I wasn’t enthusiastic about voting yesterday.
Although I took the day off because some of my professors canceled classes, I wasn’t in a rush to get to my polling place. After I spent my morning and early afternoon catching up on assignments, I headed out on that rainy, dreary day, ready to begrudgingly cast my vote for Ralph Northam and the other Democrats on the ballot. I felt hopeless. Gillespie had this election in the bag, at least I thought. Northam’s campaign had been underwhelming, to put it charitably, and I didn’t know anyone who was actually excited to vote for the Lieutenant Governor. Coming off of the surreal and deeply depressing 2016 Presidential election, I was bracing myself for the worst.
Thankfully, we now know that I was wrong. Northam defeated his Republican opponent Ed Gillespie by nine points, according to the Virginia Department of Elections. And in more riveting news, Democratic Socialists of America (DSA) member Lee Carter defeated House Majority Whip Jackson Miller in the 50th district. Additionally, Democrat Danica Roem, an openly transgender candidate, defeated Republican and notorious bigot Bob Marshall in the 13th District. This effectively threw the longtime incumbent in the dumpster, where I’m sure he’ll angrily draft anti-transgender bills in silence for the rest of his days.
Although it’s important to acknowledge these victories and to celebrate them when they happen, it is equally important to acknowledge the failures of the Democratic Party, especially leading up to this election. After all, this election has been a nightmare for progressives, with Northam lacking in tangible progressive policies and values.

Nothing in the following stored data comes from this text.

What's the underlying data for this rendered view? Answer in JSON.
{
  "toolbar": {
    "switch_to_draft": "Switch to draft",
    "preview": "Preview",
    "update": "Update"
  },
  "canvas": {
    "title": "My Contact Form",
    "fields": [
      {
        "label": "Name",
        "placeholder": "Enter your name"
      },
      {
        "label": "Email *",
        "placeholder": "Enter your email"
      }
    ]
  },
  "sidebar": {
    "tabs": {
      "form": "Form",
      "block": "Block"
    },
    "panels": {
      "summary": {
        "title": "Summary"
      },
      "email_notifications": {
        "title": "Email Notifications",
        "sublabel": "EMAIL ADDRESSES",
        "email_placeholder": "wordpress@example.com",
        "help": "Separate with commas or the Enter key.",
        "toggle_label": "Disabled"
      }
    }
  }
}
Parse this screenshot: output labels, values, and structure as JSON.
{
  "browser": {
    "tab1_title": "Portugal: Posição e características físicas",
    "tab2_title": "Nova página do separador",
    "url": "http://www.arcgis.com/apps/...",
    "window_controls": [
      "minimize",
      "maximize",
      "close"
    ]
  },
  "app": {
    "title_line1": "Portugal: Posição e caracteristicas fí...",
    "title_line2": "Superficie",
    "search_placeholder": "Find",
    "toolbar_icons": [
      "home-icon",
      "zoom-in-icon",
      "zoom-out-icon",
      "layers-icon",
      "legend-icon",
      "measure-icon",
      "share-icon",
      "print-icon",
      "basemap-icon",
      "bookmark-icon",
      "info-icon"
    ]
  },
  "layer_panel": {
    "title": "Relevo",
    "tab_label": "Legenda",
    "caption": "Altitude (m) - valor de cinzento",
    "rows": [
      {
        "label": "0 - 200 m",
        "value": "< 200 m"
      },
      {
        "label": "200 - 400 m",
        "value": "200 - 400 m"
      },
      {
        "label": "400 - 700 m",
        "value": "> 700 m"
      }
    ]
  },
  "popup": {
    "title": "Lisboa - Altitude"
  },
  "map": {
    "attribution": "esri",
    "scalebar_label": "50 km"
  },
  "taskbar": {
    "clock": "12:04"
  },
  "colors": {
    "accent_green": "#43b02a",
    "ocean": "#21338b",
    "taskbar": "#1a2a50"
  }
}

Examining the flaws of Northam’s campaign, and the Democratic Party as a whole will help us understand the demands that people need make of the party going forward. And hopefully, by doing so, we can lessen our chances of having a “too close to call” situation between a racist, fear-mongering conservative and a milquetoast democratic candidate.
It is also important to acknowledge the fact that Northam isn’t a progressive. I don’t understand how anyone would consider someone who voted for George W. Bush twice, refuses to take a hard stance against the building of pipelines, and is willing to change his position on something as vital as immigration policy to be a progressive, let alone allow him to get away with branding himself as such.
However, this gets at a key frustration I have with the Democratic Party: When I’m voting for a Democrat, I am often voting for my survival. In every election I have participated in, I’ve had to choose a politician who didn’t have any ideas on how to improve the lives of those struggling under capitalism, yet I supported them because they weren’t interested in taking my rights away. In Northam’s case, I voted for him due to the fact that he supports reproductive rights, and because I wanted one of my best friends to continue to safely transition as a trans woman.
Voting out of fear for the safety of a loved one is a terrible reason to want to vote for any politician. It’s cold, callous, and it proves that our “lesser of two evils” two-party system is broken. However, this fear plays right into the Democrats’ hands. The Democratic Party runs on fear. For the past couple of years, their platform has been the fact that they’re not as bad as the Republican Party. But by giving marginalized people no choice, and offering voters nothing but the security of their basic rights, Democrats are leaving us worse off. For example, single-payer health care is becoming an increasingly popular idea among progressives in the United States. However, establishment Democrats don’t want to embrace this fact, opting to die on the hill of the flawed Affordable Care Act instead. If Democrats want to look like they’re serving the interests of the people, they would consider an issue such as single payer, or at the very least, craft another healthcare solution that would serve more of its constituents.
Even if we buy into the fact that we must vote for Democrats simply because they will protect certain rights, there’s no way of knowing whether they’ll stay true to their word. After all, if Northam is willing to change his position on sanctuary cities, using the lives of undocumented immigrants as a bargaining chip, what else is he open to changing his mind about? More to the point, what other issues does Northam think he can compromise with Republicans on? Are we ever going to see an anti-transgender “compromise” in Virginia, similar to the one we saw in North Carolina?
As a young voter, the only time I felt like I was actually voting for someone I believed in was when I voted for Bernie Sanders in the 2016 Democratic primary. With the Democratic Party undermining Sanders’ popularity and his more progressive policies ever since the primary, and with reports of corruption occurring within the party itself, it’s clear that the Democratic Party does not care about my opinions as a leftist person of color.
This is why we need to step up and make our voices heard. This is why pro-sanctuary city protesters interrupting Northam’s acceptance speech last night is not only important, but absolutely necessary. If we don’t push Democrats to care about progressive issues — which are issues that impact a majority of people in the United States — they won’t care about them. It is our job to challenge these politicians, to make it clear that they work for us, and not the other way around. In these tumultuous times, we cannot get caught resting on our laurels. There’s a lot more work that needs to be done, and the only way we’re going to make progress is by getting active, both inside the electoral system, and in progressive organizations outside out of it.
I’m glad Ralph Northam won the election. Now, it’s time to keep him in check.